Se pararmos para pensar, a essência house e dance promovida por ‘Renaissance’ é um convite a revisitar a história como ela realmente é. Tais subgêneros da música eletrônica partiram de uma remodelação do disco, em que DJs como Frankie Knuckles, Ron Hardy, Jesse Saunders e tantos outros desejavam fornecer uma atmosfera mais mecanizada a essas faixas. Então, a partir do final dos anos 1980, essas investidas culturais ganharam força no mainstream e começaram a viralizar ao redor do mundo – ora, não é surpresa que encontremos marcas registradas do house clássico desde “Vogue”, de Madonna (que ajudou a popularizar o estilo), passando por “Waiting for Tonight”, de Jennifer Lopez (aqui, incorporando-se à ascensão do latin house), e culminando em tracks recentes como “Rain On Me”, de Lady Gaga e Ariana Grande, e “Contact”, de Kelela.

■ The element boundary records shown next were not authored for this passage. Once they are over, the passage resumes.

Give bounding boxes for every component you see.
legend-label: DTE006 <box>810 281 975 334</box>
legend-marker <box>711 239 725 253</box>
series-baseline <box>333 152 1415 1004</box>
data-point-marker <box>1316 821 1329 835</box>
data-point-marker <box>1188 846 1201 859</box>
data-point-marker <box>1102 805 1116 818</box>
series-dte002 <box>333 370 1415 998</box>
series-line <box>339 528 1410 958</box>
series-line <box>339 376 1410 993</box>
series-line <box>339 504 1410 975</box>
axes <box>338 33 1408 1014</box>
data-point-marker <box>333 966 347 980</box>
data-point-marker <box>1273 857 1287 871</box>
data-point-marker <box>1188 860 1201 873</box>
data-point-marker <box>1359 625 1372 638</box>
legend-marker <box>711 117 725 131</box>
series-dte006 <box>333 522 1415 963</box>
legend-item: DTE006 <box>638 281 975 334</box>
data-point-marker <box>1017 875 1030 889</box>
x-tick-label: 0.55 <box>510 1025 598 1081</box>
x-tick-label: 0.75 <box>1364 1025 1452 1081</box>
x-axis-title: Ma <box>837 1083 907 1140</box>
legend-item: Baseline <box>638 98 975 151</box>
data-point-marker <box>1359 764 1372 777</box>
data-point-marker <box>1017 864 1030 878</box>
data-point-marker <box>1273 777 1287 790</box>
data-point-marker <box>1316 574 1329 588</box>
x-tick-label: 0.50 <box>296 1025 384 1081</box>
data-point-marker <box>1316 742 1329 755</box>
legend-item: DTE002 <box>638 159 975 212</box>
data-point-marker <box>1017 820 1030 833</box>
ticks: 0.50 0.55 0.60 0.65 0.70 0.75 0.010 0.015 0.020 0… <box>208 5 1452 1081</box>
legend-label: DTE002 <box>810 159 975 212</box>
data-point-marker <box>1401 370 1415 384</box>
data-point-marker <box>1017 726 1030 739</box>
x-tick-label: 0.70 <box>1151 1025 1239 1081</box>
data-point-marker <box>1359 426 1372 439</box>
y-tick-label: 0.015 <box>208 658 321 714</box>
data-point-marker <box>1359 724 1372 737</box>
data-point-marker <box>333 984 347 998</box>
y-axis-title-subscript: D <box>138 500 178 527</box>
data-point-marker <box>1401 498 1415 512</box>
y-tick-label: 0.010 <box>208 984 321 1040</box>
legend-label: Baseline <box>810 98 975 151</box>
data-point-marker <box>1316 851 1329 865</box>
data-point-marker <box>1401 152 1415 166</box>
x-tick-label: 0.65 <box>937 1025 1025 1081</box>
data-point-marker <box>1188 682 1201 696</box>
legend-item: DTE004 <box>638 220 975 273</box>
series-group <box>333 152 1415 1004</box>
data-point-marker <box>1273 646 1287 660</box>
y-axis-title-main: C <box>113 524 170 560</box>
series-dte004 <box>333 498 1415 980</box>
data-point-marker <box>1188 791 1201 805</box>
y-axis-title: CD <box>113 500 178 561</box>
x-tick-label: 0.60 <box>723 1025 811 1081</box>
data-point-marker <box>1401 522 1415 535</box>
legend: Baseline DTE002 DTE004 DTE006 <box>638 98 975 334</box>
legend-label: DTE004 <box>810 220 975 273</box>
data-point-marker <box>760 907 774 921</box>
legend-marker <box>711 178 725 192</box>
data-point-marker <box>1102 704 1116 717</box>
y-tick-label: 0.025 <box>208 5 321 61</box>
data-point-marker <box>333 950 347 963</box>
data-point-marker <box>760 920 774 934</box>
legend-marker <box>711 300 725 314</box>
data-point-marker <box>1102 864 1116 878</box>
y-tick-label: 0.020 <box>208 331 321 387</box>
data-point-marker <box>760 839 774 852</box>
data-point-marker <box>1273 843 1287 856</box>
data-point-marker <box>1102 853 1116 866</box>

E é a partir daí que Beyoncé permite que o house ganhe uma nova dimensão, não sagrando-se a porta-voz de um movimento contracultural de extrema importância, mas utilizando a plataforma pela qual lutou a vida inteira para resgatar nomes que merecem maior destaque e reconhecimento. Ora, temos menções a Donna Summer e Giorgio Moroder em “SUMMER RENAISSANCE”, enquanto Kilo Ali é sutilmente transposto às interpolações de “AMERICA HAS A PROBLEM”. Mais do que isso, a artista permite que as faixas tragam temáticas importantes para discussão e que tomaram fortes proporções ao viralizarem nas redes sociais – ora, é só pensarmos na promoção da liberdade sexual com “CUFF IT” e “PLASTIC OFF THE SOFA”, ou nas pautas raciais que emergem com “COZY” e “HEATED” (todas mascaradas com um hedonismo diabolicamente apaixonante e energizante).

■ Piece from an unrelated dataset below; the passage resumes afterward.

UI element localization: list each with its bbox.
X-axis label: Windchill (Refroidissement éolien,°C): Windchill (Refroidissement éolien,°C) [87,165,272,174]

Beyoncé também usa a plataforma para garantir que a comunidade queer seja aplaudida como deve – novamente, buscando as raízes da cultura clubber de Chicago. Não é surpresa que ela pinte a bandeira LGBTQIA+ com uma textura deliciosa em “COZY”, ou que ela mencione diretamente uma de suas maiores inspirações – seu Tio Johnny, a quem inclusive agradeceu ao receber a estatueta de Melhor Álbum Eletrônico no Grammy Awards – em “HEATED” (duas faixas que já foram comentadas no parágrafo acima). Como se não bastasse, há a presença de Big Freedia em um rearranjo geracional que nos enche os olhos e que garante uma proximidade de suma importância, algo que apenas uma artista do calibre da nossa Queen B poderia fazer.

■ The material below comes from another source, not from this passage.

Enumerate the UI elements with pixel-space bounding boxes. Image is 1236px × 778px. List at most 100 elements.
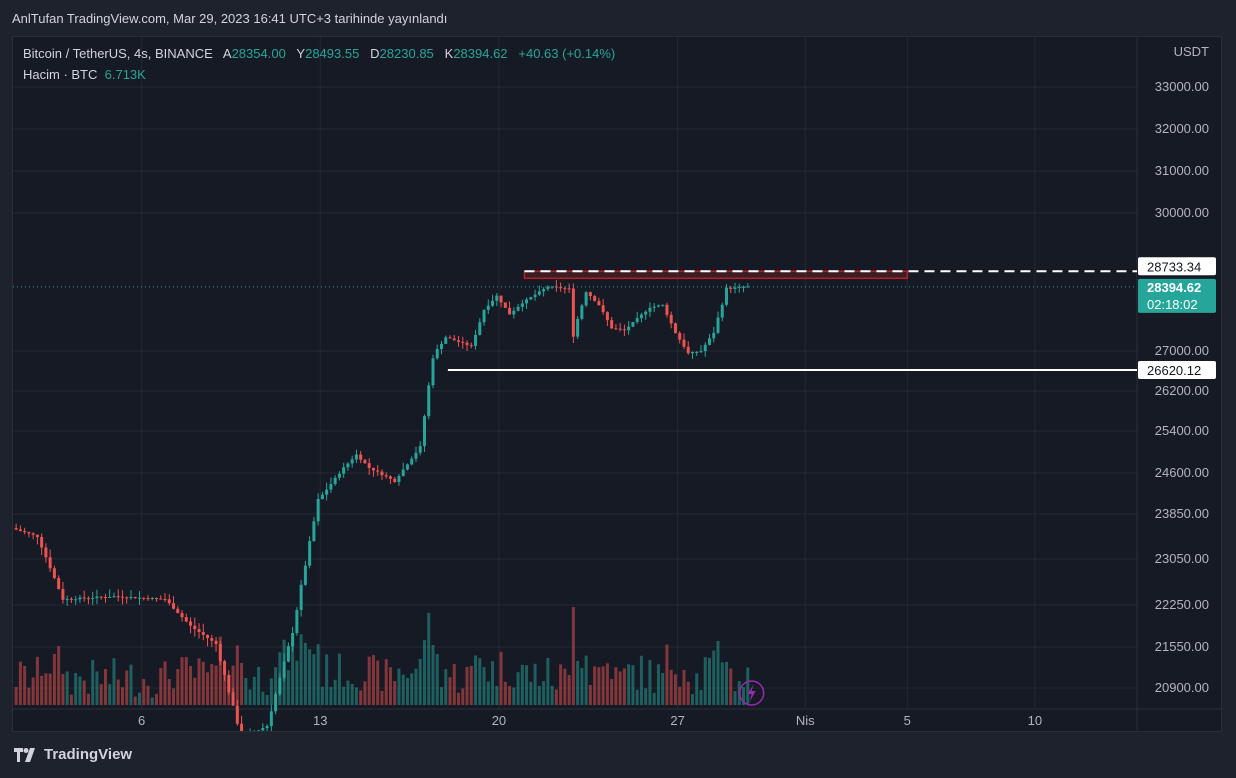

Completando dois anos no dia de hoje, 29 de julho, ‘Renaissance’ já carrega um impacto significativo na cultura pop – e esse legado é reiterado pelas inúmeras discussões que despertou desde seu lançamento. O álbum foi apenas o primeiro passo para que Beyoncé pudesse resgatar os estilos musicais que foram criados pelas comunidades afro-americanas ou que beberam dessas mesmas comunidades, nos envolvendo em um vórtice explosivo do mais puro prazer sonoro e de um cuidado detalhista de tirar o fôlego. Não é por qualquer motivo que o compilado já possa ser considerado não apenas um dos melhores da década, mas do século XXI – reafirmando o intocável status da performer.